White sheets flapping under luminous blue skies, I would skip through the rows of clothes feeling billowy and clean myself. Sometimes it was my job to hang up the clothes, sometimes to unpin the dry, stiff socks and shirts. Of all the jobs of childhood, this work at the clothesline was my favorite.
Scrubbing the dirty linens necessarily had to come first. There I’d sit, out under the endless expanse of Southwest blue, small pail under me, usually an old paint can which left merciless indentations in the backs of my thighs, and just before me like a yawning silvery gray band sat a large stainless steel basin. The brightness of metal caught the sun and cast a glow against the brown earth, loose and dusty, but hiding just below was endless clay.
First, I’d dump a cup of suds right in there, that same tub we used for baths and dishes, then I’d position the old hose that snaked about from a spigot at the side of the house, and being this close I had no cause to worry about kinks in the tubing like when watering trees a hundred yards out. A turn of the valve, an eruption of liquid, and I’d be careful not to waste a drop of that first spurt, hot from sitting in the length of hose, the only hot I’d get.

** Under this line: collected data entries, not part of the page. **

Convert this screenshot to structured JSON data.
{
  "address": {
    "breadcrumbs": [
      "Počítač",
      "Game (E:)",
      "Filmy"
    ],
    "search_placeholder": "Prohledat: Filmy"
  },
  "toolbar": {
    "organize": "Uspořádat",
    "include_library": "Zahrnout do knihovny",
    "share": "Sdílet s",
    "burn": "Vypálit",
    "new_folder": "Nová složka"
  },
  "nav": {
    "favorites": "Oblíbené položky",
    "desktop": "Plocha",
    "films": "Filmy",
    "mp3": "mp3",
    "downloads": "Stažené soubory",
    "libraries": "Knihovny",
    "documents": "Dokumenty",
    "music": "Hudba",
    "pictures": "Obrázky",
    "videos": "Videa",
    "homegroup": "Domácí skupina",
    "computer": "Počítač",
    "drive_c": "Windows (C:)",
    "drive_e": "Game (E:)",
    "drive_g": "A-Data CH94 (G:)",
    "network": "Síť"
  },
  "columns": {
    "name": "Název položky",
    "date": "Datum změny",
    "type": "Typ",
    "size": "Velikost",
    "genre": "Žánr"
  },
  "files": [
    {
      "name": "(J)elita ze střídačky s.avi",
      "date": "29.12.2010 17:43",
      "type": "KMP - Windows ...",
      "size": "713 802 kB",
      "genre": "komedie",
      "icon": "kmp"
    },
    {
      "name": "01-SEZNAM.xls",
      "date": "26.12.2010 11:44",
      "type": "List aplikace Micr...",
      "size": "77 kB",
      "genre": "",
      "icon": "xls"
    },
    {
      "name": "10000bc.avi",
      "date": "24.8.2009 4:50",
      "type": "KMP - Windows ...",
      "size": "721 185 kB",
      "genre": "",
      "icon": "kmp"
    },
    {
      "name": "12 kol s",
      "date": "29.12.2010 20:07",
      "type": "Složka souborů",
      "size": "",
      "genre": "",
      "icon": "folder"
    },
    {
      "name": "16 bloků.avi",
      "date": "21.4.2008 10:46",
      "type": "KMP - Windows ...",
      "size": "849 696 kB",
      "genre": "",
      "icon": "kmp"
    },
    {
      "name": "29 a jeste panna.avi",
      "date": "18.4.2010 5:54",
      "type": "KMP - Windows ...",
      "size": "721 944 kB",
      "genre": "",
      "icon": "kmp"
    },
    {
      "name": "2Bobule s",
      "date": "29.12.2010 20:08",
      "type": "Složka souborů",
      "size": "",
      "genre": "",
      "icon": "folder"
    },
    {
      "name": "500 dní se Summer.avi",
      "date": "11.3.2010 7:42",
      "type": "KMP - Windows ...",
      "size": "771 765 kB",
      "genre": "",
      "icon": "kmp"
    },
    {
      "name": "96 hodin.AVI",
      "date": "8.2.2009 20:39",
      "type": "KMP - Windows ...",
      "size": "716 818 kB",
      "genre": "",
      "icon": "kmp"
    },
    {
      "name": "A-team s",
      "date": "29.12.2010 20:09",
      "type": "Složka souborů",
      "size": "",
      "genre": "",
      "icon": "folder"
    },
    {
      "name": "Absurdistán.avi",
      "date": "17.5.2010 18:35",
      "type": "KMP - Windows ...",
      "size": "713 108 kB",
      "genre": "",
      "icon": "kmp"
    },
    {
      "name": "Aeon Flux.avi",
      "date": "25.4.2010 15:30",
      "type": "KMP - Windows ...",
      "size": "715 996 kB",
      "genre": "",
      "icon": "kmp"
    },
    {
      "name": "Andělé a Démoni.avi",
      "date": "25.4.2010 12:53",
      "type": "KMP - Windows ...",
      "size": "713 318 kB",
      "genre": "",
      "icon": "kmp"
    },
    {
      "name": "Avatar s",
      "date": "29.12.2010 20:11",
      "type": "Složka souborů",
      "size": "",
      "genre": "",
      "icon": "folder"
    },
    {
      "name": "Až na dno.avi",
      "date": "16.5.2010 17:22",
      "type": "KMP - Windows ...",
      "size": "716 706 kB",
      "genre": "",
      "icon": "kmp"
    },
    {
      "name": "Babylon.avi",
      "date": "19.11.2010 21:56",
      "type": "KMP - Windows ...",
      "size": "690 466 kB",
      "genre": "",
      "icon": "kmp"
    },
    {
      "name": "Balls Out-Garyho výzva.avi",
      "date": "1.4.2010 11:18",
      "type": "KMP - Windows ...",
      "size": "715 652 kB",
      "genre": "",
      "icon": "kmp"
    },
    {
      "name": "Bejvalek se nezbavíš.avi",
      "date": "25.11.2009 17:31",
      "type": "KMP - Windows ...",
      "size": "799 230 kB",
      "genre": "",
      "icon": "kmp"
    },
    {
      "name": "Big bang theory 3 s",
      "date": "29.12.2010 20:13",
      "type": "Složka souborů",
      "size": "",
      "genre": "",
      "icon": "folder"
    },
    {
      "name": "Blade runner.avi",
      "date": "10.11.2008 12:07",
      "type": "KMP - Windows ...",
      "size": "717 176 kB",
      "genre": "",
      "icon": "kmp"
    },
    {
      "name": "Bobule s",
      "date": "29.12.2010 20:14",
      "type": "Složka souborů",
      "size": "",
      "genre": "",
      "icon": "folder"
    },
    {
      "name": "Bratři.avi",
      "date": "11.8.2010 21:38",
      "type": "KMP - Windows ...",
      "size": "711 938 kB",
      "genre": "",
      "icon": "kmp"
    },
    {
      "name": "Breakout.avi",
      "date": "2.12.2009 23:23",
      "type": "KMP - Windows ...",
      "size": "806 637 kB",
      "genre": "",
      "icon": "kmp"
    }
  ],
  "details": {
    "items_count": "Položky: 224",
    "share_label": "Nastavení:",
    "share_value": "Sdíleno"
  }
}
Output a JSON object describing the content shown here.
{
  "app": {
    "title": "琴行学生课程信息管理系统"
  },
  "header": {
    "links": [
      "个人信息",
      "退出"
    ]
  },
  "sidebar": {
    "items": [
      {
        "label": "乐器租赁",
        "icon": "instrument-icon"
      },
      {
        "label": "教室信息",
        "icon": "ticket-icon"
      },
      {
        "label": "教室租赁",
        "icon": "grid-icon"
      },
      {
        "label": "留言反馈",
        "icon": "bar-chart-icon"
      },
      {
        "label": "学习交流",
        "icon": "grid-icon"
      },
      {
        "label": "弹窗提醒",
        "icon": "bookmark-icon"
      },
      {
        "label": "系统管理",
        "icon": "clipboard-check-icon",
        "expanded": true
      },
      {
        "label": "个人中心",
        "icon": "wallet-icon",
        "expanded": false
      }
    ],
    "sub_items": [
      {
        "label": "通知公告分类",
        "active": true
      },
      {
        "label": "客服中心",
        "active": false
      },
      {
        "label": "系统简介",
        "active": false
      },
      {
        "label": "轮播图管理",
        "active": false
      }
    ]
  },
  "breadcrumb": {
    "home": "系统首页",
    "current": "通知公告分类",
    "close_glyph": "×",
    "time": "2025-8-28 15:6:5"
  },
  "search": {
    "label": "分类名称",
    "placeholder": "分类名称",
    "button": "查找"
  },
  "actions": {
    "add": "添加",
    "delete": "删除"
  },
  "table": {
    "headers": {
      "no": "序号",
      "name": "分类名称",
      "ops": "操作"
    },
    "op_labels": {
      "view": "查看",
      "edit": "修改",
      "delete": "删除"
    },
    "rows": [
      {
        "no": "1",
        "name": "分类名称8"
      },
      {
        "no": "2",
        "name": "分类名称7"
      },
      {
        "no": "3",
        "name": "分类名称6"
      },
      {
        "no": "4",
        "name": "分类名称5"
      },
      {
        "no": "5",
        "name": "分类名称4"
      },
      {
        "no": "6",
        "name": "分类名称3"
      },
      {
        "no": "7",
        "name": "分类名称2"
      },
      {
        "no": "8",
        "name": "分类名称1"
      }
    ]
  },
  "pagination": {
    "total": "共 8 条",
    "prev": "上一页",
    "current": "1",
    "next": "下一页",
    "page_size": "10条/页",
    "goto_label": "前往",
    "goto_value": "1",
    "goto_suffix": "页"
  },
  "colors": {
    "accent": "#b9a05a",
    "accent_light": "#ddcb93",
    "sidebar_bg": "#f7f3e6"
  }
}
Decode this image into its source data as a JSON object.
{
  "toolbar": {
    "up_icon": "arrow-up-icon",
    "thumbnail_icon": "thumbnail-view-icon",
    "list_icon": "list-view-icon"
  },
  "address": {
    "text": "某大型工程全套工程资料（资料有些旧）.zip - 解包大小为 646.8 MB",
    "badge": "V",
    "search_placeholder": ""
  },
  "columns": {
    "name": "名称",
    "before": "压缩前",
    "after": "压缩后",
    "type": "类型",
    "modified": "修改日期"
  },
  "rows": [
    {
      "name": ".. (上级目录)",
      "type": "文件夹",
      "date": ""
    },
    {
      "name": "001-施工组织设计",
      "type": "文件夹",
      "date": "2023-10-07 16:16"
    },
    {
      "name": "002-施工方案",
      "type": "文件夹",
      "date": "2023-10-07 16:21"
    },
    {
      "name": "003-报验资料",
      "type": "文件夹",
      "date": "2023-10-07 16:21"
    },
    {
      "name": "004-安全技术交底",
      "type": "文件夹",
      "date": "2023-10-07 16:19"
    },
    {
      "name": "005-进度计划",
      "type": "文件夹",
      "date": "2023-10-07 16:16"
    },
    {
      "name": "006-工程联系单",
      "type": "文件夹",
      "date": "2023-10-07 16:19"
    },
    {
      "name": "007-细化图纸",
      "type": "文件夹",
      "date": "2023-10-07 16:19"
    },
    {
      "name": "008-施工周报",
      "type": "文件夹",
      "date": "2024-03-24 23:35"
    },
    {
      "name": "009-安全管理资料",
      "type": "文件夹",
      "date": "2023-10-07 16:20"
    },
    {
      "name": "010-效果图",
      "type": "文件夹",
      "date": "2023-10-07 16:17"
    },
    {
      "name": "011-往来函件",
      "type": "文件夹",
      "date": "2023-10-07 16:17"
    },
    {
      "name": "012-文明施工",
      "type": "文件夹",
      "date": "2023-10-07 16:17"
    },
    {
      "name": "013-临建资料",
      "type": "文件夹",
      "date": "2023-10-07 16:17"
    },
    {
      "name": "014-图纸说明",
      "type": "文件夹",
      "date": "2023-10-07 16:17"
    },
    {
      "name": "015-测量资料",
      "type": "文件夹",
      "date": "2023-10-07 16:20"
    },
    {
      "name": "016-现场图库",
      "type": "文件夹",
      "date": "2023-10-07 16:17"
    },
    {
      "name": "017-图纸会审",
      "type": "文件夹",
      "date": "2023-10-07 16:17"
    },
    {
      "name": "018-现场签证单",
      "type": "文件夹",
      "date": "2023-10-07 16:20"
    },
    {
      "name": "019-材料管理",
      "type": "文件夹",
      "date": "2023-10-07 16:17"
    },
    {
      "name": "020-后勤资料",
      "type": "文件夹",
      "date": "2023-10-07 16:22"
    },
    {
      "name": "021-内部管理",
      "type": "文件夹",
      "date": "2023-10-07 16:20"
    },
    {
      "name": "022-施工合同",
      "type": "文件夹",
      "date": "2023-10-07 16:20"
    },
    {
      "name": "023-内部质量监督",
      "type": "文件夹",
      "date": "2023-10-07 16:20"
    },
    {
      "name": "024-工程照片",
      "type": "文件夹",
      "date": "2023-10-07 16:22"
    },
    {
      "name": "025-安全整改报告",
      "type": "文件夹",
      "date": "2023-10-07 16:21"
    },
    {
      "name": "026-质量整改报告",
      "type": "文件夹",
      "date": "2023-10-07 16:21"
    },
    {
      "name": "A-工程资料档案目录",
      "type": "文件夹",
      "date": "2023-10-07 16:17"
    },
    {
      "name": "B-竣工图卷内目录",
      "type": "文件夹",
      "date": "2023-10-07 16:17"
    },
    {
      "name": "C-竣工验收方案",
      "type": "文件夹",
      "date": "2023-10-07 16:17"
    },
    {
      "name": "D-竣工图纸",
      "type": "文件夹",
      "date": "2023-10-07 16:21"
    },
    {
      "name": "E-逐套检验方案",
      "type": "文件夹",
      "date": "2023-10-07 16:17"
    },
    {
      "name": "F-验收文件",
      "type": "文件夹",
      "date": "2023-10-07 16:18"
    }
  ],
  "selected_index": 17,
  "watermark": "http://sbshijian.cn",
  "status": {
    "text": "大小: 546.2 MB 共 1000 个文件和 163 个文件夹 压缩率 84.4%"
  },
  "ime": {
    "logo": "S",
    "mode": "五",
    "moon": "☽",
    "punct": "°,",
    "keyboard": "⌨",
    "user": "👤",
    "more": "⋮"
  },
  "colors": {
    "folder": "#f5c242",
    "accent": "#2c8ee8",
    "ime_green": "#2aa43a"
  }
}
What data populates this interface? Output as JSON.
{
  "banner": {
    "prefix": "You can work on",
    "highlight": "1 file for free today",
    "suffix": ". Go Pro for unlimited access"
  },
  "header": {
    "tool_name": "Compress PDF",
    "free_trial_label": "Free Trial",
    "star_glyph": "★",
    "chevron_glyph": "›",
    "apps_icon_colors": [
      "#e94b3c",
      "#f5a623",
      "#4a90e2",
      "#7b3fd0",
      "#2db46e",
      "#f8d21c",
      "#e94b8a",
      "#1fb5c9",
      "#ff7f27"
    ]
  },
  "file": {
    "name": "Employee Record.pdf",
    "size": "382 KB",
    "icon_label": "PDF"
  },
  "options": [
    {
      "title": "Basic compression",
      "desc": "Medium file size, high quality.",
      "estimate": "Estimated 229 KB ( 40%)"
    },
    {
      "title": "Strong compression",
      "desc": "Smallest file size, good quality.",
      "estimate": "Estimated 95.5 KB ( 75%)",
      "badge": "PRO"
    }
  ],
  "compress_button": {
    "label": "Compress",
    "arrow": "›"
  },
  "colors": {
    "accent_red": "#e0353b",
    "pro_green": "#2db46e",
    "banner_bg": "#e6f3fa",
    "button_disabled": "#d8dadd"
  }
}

Cottons, and small knuckles, invariably, rubbed on a metal washboard, fingers quickly numbing from cold. I could never figure how to scrub the material closest to the big brassy buckles and buttons on my dad’s heavy overalls and was continually vexed by those fixtures. Scrub, wring, toss in a bucket. When all pieces were washed, I’d empty the great tub, at first by the pail, then once I could muscle it, by tipping the basin, creating rivulets and muddy swirls and soon my toes were submerged and curled under mud and clay. When you live in the desert, water is extra fascinating.
I would refill the washtub for a rinse that never seemed to run clear, and now hands were raw and back aching.The water would be brown and filmy by the time the last sock was scooped up from a bottom crevice, the last shirt wrung as tight as my tired arms could wring. A final dragging of pails heavy with washing over to the lines that stretched from east to west between wooden poles, beckoning to take my load, and I was at the best part of the job.
Arms stretched up, toes stretched, too, to hang the clean, wet clothes, and retrieve the dried, and this was a happier place.
There is nothing tragic in an eight-year-old having to wash tubs of laundry by hand. Millenia of young girls have been little washerwomen and mothers’ helpers and labored under more than this. Ancient girls would have cleaned their clothes by pounding them on rocks and washing the dirt away in the streams, and made their own soap, too, from the fat of sacrificed animals. When I was eight, the electric-powered washing machine was barely 70 years old and it’s not unreasonable that I should still be scrubbing clothes.
No, the tragic things aren’t the work and crudeness of the apparatus. It was my mother, sick in mind and body, lying in bed for weeks –in the hot summers even–loaded down with heavy blankets, alternately shivering and fevering, wet cloth on her forehead, and so the child was loaded down with all that laundry. Always with a wet cloth to cool her head, that’s how I remember my mother.
It was my father, inexplicably letting a brand-new washing machine shipped by my aunt from nearly two thousand miles away sit untouched in an outbuilding. After a while, the mice took up residence in the beautiful machine, and after a greater while, it was unusable, important parts chewed through. Really, it wasn’t inexplicable, it was the way he did most everything, in fits and starts and always undone. I spent many moments lost in dream over that machine, as if it were a magic capsule to usher me into normal life.
On the rare occasion when a friend was over, and it was laundry time, she would enjoy helping, quite entertained by the novelty of the washboard. In those instances, it was all joy — splashing water, wringing contests, and a race to the clothesline. The clothesline. If the cord had more tension, I could be a tightrope walker. If it were stronger, I could swing from my knees and do a cherry drop like on the monkey bars at school.
The clothesline was the end of the job, reaching up toward blue sky and all clean around me, and endless possibilities.